| You're just proving my point, of how people insist it's still somehow orange. Sure, almost nothing is perfectly a 60° hue of yellow. But the color orange is all the way at 30°. And if you look at the HSL values of the juice in product photos like the following, you'll get hue values of around 52°: https://www.amazon.com/Tropicana-Orange-Juice-No-Pulp/dp/B07... https://www.amazon.com/Simply-Orange-Pulp-Juice-Drink/dp/B07... That's just straight-up part of the band that we call yellow. For comparison, here's the first result for "banana" in Google Images: https://www.smithsonianmag.com/science-nature/building-a-bet... It's 48°, even closer to orange than orange juice. Yet nobody goes around insisting that bananas are "on the orange side of yellow". It's a case of linguistics somehow trumping what we literally see with our own eyes.
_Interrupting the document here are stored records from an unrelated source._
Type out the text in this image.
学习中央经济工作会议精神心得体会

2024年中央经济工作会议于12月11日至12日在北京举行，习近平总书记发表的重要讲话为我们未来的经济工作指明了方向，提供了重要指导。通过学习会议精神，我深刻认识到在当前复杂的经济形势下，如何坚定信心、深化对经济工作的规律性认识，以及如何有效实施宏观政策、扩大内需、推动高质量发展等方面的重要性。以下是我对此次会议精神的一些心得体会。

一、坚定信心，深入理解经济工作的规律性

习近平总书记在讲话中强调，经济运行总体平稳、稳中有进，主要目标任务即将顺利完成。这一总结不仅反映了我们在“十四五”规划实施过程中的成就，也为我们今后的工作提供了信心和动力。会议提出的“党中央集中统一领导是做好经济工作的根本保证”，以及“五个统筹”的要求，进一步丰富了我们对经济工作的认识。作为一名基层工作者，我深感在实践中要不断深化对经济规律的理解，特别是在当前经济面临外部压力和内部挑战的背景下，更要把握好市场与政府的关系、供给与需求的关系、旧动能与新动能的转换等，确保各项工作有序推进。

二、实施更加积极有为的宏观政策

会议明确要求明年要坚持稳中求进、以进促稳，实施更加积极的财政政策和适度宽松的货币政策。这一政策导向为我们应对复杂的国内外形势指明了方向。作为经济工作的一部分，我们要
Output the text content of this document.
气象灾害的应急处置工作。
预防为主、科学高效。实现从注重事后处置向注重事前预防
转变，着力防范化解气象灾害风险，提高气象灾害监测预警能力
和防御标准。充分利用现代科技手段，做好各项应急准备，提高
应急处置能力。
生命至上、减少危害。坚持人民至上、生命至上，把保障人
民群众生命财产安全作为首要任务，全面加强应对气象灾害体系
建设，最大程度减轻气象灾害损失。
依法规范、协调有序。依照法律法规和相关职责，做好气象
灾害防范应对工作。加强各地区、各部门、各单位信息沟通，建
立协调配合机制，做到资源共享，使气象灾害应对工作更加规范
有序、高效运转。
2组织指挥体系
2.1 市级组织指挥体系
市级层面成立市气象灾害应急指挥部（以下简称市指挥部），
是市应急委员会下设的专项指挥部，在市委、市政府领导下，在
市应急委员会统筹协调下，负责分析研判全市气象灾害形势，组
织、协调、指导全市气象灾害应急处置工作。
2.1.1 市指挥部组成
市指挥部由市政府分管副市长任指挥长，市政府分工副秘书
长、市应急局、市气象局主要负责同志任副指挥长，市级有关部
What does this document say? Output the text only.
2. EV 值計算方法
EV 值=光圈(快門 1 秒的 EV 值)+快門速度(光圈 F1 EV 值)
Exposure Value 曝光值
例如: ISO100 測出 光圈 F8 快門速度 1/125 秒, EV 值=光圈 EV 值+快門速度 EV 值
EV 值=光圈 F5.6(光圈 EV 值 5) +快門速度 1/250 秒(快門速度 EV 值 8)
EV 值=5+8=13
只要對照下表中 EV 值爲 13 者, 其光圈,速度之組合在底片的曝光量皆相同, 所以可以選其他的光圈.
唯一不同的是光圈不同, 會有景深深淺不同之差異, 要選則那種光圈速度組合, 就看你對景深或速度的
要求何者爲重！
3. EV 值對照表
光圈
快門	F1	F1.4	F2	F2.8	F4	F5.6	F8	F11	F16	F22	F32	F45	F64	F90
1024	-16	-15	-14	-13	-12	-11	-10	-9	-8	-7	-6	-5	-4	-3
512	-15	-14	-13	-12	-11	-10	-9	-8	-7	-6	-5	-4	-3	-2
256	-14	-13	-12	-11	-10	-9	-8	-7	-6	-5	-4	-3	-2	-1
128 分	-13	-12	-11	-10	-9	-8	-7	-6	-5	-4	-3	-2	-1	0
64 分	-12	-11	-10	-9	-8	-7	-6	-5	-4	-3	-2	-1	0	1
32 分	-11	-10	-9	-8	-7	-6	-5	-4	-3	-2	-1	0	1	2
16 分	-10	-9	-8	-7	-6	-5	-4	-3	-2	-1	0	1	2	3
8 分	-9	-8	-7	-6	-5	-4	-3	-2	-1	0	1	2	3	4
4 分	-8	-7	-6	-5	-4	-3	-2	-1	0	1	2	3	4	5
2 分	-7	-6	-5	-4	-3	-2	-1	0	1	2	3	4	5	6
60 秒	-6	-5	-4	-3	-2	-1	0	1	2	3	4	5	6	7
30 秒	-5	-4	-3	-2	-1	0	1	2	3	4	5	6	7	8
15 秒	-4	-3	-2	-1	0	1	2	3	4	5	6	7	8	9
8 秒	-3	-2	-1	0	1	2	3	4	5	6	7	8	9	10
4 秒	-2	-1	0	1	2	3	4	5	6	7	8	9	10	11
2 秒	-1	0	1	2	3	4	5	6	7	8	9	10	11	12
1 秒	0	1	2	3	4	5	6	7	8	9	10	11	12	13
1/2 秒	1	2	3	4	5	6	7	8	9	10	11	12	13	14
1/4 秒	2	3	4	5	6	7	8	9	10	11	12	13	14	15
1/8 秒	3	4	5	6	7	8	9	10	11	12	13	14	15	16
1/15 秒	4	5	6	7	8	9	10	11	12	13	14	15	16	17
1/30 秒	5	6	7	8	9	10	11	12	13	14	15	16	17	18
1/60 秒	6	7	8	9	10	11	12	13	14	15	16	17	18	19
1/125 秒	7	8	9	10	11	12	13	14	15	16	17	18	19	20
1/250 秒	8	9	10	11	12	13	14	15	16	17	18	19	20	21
It's actually quite astonishing how strong the effect is, even when it's pointed out to you. |
So, Just clicking around your first OJ example and checking lots and lots of pixels, in all the areas of the juice, the juice pixels seem to be mostly around 38-42, with a low of about 32 and a high of about 50.
So, as I said, closer to orange (30) than yellow (60), though also definitely in between.
> For comparison, here's the first result for "banana" in Google Images:
> It's 48°, even closer to orange than orange juice.
Most of the brightly illuminated top seems to be in the 48-52 range, the indirectly-lit side is mostly in the mid 40s, though there are some pixels right along the bottom edge that are also brightly lit (from the reflection from the white surface of the light source above) that hit around 60.
Its not more orange than the juice, for sure.